Une dénonciation partagée presque par la vingtaine d’intervenants de ce jour. Beaucoup pensent que la situation est due à la mauvaise gestion, aux contrats mal négociés entre l’EDM Sa et ses fournisseurs, la fraude et la corruption.
Pour d’autres, c’est un manque de volonté politique des gouvernements précédents d’aller vers d’autres sources d’énergie moins couteuses, et d’investissement de la part de l’Etat depuis des années.
Face à ces interpellations, le ministre des Mines, de l’Energie et de l’eau, Lamine Seydou KONE, lève le secret sur certaines situations. Selon lui, l’EDM Sa est en train de s’écrouler sous le poids des dettes. Les seules dettes d’exploitation sont estimées à 180 milliards de FCFA qui sont essentiellement les dettes des fournisseurs de carburant, de locataires de groupes électrogènes, des fournisseurs d’électricité, etc. Donc, pour éviter le délestage cette année, l’Etat doit trouver près de 200 milliards de FCFA pour éponger ces crédits.
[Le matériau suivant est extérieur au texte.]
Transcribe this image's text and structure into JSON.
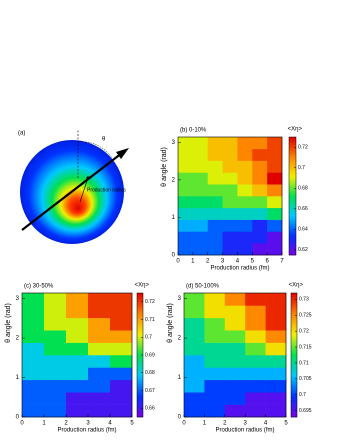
{
  "diagram": {
    "label": "(a)",
    "angle_label": "θ",
    "radius_label": "Production radius"
  },
  "chart_data": [
    {
      "type": "heatmap",
      "title": "(b) 0-10%",
      "x_label": "Production radius (fm)",
      "y_label": "θ angle (rad)",
      "colorbar_label": "<Xη>",
      "colormap": [
        "#7a00e6",
        "#0033ff",
        "#00c8ff",
        "#00e050",
        "#f0f000",
        "#ff8000",
        "#e00000"
      ],
      "xbins": [
        0,
        1,
        2,
        3,
        4,
        5,
        6,
        7
      ],
      "ybins": [
        0,
        0.31416,
        0.62832,
        0.94248,
        1.25664,
        1.5708,
        1.88496,
        2.19912,
        2.51327,
        2.82743,
        3.14159
      ],
      "xlim": [
        0,
        7
      ],
      "ylim": [
        0,
        3.14159
      ],
      "xticks": [
        0,
        1,
        2,
        3,
        4,
        5,
        6,
        7
      ],
      "yticks": [
        0,
        1,
        2,
        3
      ],
      "zlim": [
        0.615,
        0.73
      ],
      "zticks": [
        0.62,
        0.64,
        0.66,
        0.68,
        0.7,
        0.72
      ],
      "values": [
        [
          0.64,
          0.64,
          0.64,
          0.63,
          0.63,
          0.62,
          0.62
        ],
        [
          0.64,
          0.64,
          0.64,
          0.63,
          0.63,
          0.63,
          0.62
        ],
        [
          0.65,
          0.65,
          0.64,
          0.64,
          0.64,
          0.63,
          0.64
        ],
        [
          0.66,
          0.66,
          0.66,
          0.66,
          0.66,
          0.66,
          0.67
        ],
        [
          0.67,
          0.67,
          0.67,
          0.68,
          0.68,
          0.68,
          0.69
        ],
        [
          0.68,
          0.68,
          0.68,
          0.68,
          0.69,
          0.7,
          0.71
        ],
        [
          0.68,
          0.68,
          0.69,
          0.69,
          0.7,
          0.71,
          0.73
        ],
        [
          0.69,
          0.69,
          0.69,
          0.7,
          0.7,
          0.71,
          0.72
        ],
        [
          0.69,
          0.69,
          0.7,
          0.7,
          0.71,
          0.72,
          0.72
        ],
        [
          0.69,
          0.69,
          0.7,
          0.7,
          0.71,
          0.71,
          0.72
        ]
      ]
    },
    {
      "type": "heatmap",
      "title": "(c) 30-50%",
      "x_label": "Production radius (fm)",
      "y_label": "θ angle (rad)",
      "colorbar_label": "<Xη>",
      "colormap": [
        "#7a00e6",
        "#0033ff",
        "#00c8ff",
        "#00e050",
        "#f0f000",
        "#ff8000",
        "#e00000"
      ],
      "xbins": [
        0,
        1,
        2,
        3,
        4,
        5
      ],
      "ybins": [
        0,
        0.31416,
        0.62832,
        0.94248,
        1.25664,
        1.5708,
        1.88496,
        2.19912,
        2.51327,
        2.82743,
        3.14159
      ],
      "xlim": [
        0,
        5
      ],
      "ylim": [
        0,
        3.14159
      ],
      "xticks": [
        0,
        1,
        2,
        3,
        4,
        5
      ],
      "yticks": [
        0,
        1,
        2,
        3
      ],
      "zlim": [
        0.655,
        0.725
      ],
      "zticks": [
        0.66,
        0.67,
        0.68,
        0.69,
        0.7,
        0.71,
        0.72
      ],
      "values": [
        [
          0.67,
          0.67,
          0.66,
          0.66,
          0.66
        ],
        [
          0.67,
          0.67,
          0.66,
          0.66,
          0.66
        ],
        [
          0.67,
          0.67,
          0.67,
          0.67,
          0.66
        ],
        [
          0.68,
          0.68,
          0.68,
          0.67,
          0.67
        ],
        [
          0.68,
          0.68,
          0.68,
          0.68,
          0.69
        ],
        [
          0.68,
          0.69,
          0.69,
          0.7,
          0.7
        ],
        [
          0.69,
          0.69,
          0.7,
          0.71,
          0.71
        ],
        [
          0.69,
          0.7,
          0.7,
          0.71,
          0.72
        ],
        [
          0.69,
          0.7,
          0.71,
          0.72,
          0.72
        ],
        [
          0.69,
          0.7,
          0.71,
          0.72,
          0.72
        ]
      ]
    },
    {
      "type": "heatmap",
      "title": "(d) 50-100%",
      "x_label": "Production radius (fm)",
      "y_label": "θ angle (rad)",
      "colorbar_label": "<Xη>",
      "colormap": [
        "#7a00e6",
        "#0033ff",
        "#00c8ff",
        "#00e050",
        "#f0f000",
        "#ff8000",
        "#e00000"
      ],
      "xbins": [
        0,
        1,
        2,
        3,
        4,
        5
      ],
      "ybins": [
        0,
        0.31416,
        0.62832,
        0.94248,
        1.25664,
        1.5708,
        1.88496,
        2.19912,
        2.51327,
        2.82743,
        3.14159
      ],
      "xlim": [
        0,
        5
      ],
      "ylim": [
        0,
        3.14159
      ],
      "xticks": [
        0,
        1,
        2,
        3,
        4,
        5
      ],
      "yticks": [
        0,
        1,
        2,
        3
      ],
      "zlim": [
        0.693,
        0.732
      ],
      "zticks": [
        0.695,
        0.7,
        0.705,
        0.71,
        0.715,
        0.72,
        0.725,
        0.73
      ],
      "values": [
        [
          0.7,
          0.7,
          0.695,
          0.695,
          0.695
        ],
        [
          0.7,
          0.7,
          0.7,
          0.695,
          0.695
        ],
        [
          0.705,
          0.7,
          0.7,
          0.7,
          0.7
        ],
        [
          0.705,
          0.705,
          0.705,
          0.705,
          0.705
        ],
        [
          0.705,
          0.71,
          0.71,
          0.71,
          0.71
        ],
        [
          0.71,
          0.71,
          0.71,
          0.715,
          0.72
        ],
        [
          0.71,
          0.715,
          0.715,
          0.72,
          0.725
        ],
        [
          0.71,
          0.715,
          0.72,
          0.725,
          0.73
        ],
        [
          0.715,
          0.72,
          0.72,
          0.725,
          0.73
        ],
        [
          0.715,
          0.72,
          0.725,
          0.73,
          0.73
        ]
      ]
    }
  ]
}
Ce sont ces fournisseurs qui permettent à l’EDM de produire. Parce que, explique-t-il, les 70% de l’énergie produite sont à base de thermique. « C’est pourquoi, les 65% des délestages sont dus à des pannes sèches avec la rupture de l’approvisionnement », a révélé le ministre de l’Energie.
Outre cette situation, il a affirmé que l’EDM produit à perte à cause de la politique sociale développée par l’Etat. En effet, le courant produit à 136 FCFA est vendu aux consommateurs à 90 FCFA. Ce qui occasionne, soutient le ministre, une perte énorme pour l’entreprise. Celle-ci a été évaluée à plus de 70 milliards de FCFA en 2020. Alors que l’Etat ne donne que 30 milliards de FCFA par an comme subvention à l’EDM. C’est la preuve, a-t-il commenté, que l’EDM a un problème avec son business model. « Aussi, si l’on veut véritablement mettre fin au délestage, l’Etat doit songer à augmenter le prix à la consommation. Après, il faut un plan de redressement de l’EDM pour la maîtrise des coûts de revenu pour réduire les déficits », a-t-il préconisé.
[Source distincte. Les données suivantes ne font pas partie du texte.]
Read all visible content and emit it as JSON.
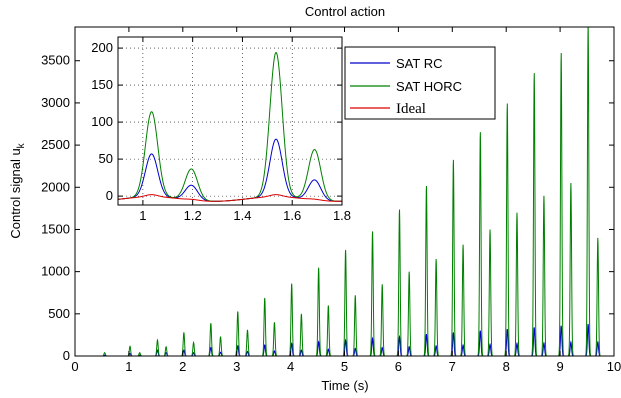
{
  "chart_data": [
    {
      "type": "line",
      "title": "Control action",
      "xlabel": "Time (s)",
      "ylabel": "Control signal u",
      "ylabel_subscript": "k",
      "xlim": [
        0,
        10
      ],
      "ylim": [
        0,
        3900
      ],
      "xticks": [
        "0",
        "1",
        "2",
        "3",
        "4",
        "5",
        "6",
        "7",
        "8",
        "9",
        "10"
      ],
      "yticks": [
        "0",
        "500",
        "1000",
        "1500",
        "2000",
        "2500",
        "3000",
        "3500"
      ],
      "grid": false,
      "legend_position": "inside inset, upper right",
      "series": [
        {
          "name": "SAT RC",
          "color": "#0000cc",
          "peaks_x": [
            0.55,
            1.02,
            1.2,
            1.53,
            1.69,
            2.02,
            2.2,
            2.52,
            2.7,
            3.02,
            3.2,
            3.52,
            3.7,
            4.02,
            4.2,
            4.52,
            4.7,
            5.02,
            5.2,
            5.52,
            5.7,
            6.02,
            6.2,
            6.52,
            6.7,
            7.02,
            7.2,
            7.52,
            7.7,
            8.02,
            8.2,
            8.52,
            8.7,
            9.02,
            9.2,
            9.52,
            9.7
          ],
          "peaks_y": [
            10,
            30,
            12,
            70,
            40,
            70,
            40,
            100,
            45,
            120,
            55,
            130,
            60,
            150,
            70,
            170,
            80,
            190,
            90,
            210,
            100,
            230,
            110,
            260,
            120,
            280,
            130,
            300,
            140,
            320,
            150,
            340,
            155,
            360,
            165,
            380,
            165
          ]
        },
        {
          "name": "SAT HORC",
          "color": "#008000",
          "peaks_x": [
            0.55,
            1.02,
            1.2,
            1.53,
            1.69,
            2.02,
            2.2,
            2.52,
            2.7,
            3.02,
            3.2,
            3.52,
            3.7,
            4.02,
            4.2,
            4.52,
            4.7,
            5.02,
            5.2,
            5.52,
            5.7,
            6.02,
            6.2,
            6.52,
            6.7,
            7.02,
            7.2,
            7.52,
            7.7,
            8.02,
            8.2,
            8.52,
            8.7,
            9.02,
            9.2,
            9.52,
            9.7
          ],
          "peaks_y": [
            40,
            115,
            40,
            190,
            110,
            280,
            160,
            390,
            230,
            530,
            310,
            690,
            400,
            860,
            500,
            1050,
            600,
            1260,
            720,
            1480,
            850,
            1740,
            1000,
            2020,
            1150,
            2330,
            1320,
            2660,
            1500,
            3000,
            1700,
            3360,
            1900,
            3600,
            2050,
            3950,
            1400
          ]
        },
        {
          "name": "Ideal",
          "color": "#dd0000",
          "peaks_x": [
            1.02,
            1.53
          ],
          "peaks_y": [
            2,
            2
          ]
        }
      ]
    },
    {
      "type": "line",
      "title": "",
      "xlim": [
        0.9,
        1.8
      ],
      "ylim": [
        -12,
        215
      ],
      "xticks": [
        "1",
        "1.2",
        "1.4",
        "1.6",
        "1.8"
      ],
      "yticks": [
        "0",
        "50",
        "100",
        "150",
        "200"
      ],
      "grid": true,
      "series": [
        {
          "name": "SAT RC",
          "color": "#0000cc",
          "peaks_x": [
            1.035,
            1.195,
            1.535,
            1.69
          ],
          "peaks_y": [
            58,
            20,
            78,
            27
          ]
        },
        {
          "name": "SAT HORC",
          "color": "#008000",
          "peaks_x": [
            1.035,
            1.195,
            1.535,
            1.69
          ],
          "peaks_y": [
            115,
            42,
            195,
            68
          ]
        },
        {
          "name": "Ideal",
          "color": "#dd0000",
          "peaks_x": [
            1.035,
            1.2,
            1.535,
            1.69
          ],
          "peaks_y": [
            3,
            1,
            3,
            1
          ]
        }
      ]
    }
  ]
}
Pendant ce temps, l’EDM souffre de 20 ans de problèmes d’investissements. « Il faut comprendre qu’il y a eu des projets d’investissements pour l’EDM, mais ces projets n’ont pas été exécutés », a affirmé Lamine Seydou TRAORE. Conséquence : des installations et les machines sont vétustes, alors qu’au même moment la demande de branchement augmente de 10% chaque année. Donc, si rien n’est fait en urgence, l’exploitation de l’EDM est compromise. A cet effet, le ministre a annoncé que très rapidement, ils vont prendre les décisions pour sécuriser l’approvisionnement des fournisseurs. « Nous allons travailler à ce que le délestage soit accidentel », a-t-il indiqué.
En perspectives, le ministre a expliqué que les efforts du Gouvernement seront axés sur les sources d’énergie moins couteuses que le thermique. Déjà, il est prévu la réalisation de 3 centrales hydroélectriques avant la fin de 2021. L’idéal est d’avoir un système qui fonctionne avec 30% de solaire, 50% d’hydro-électrique. Egalement, le ministre de l’Energie annonce le lancement d’une vaste opération de lutte contre la fraude, en collaboration son collègue de la Justice.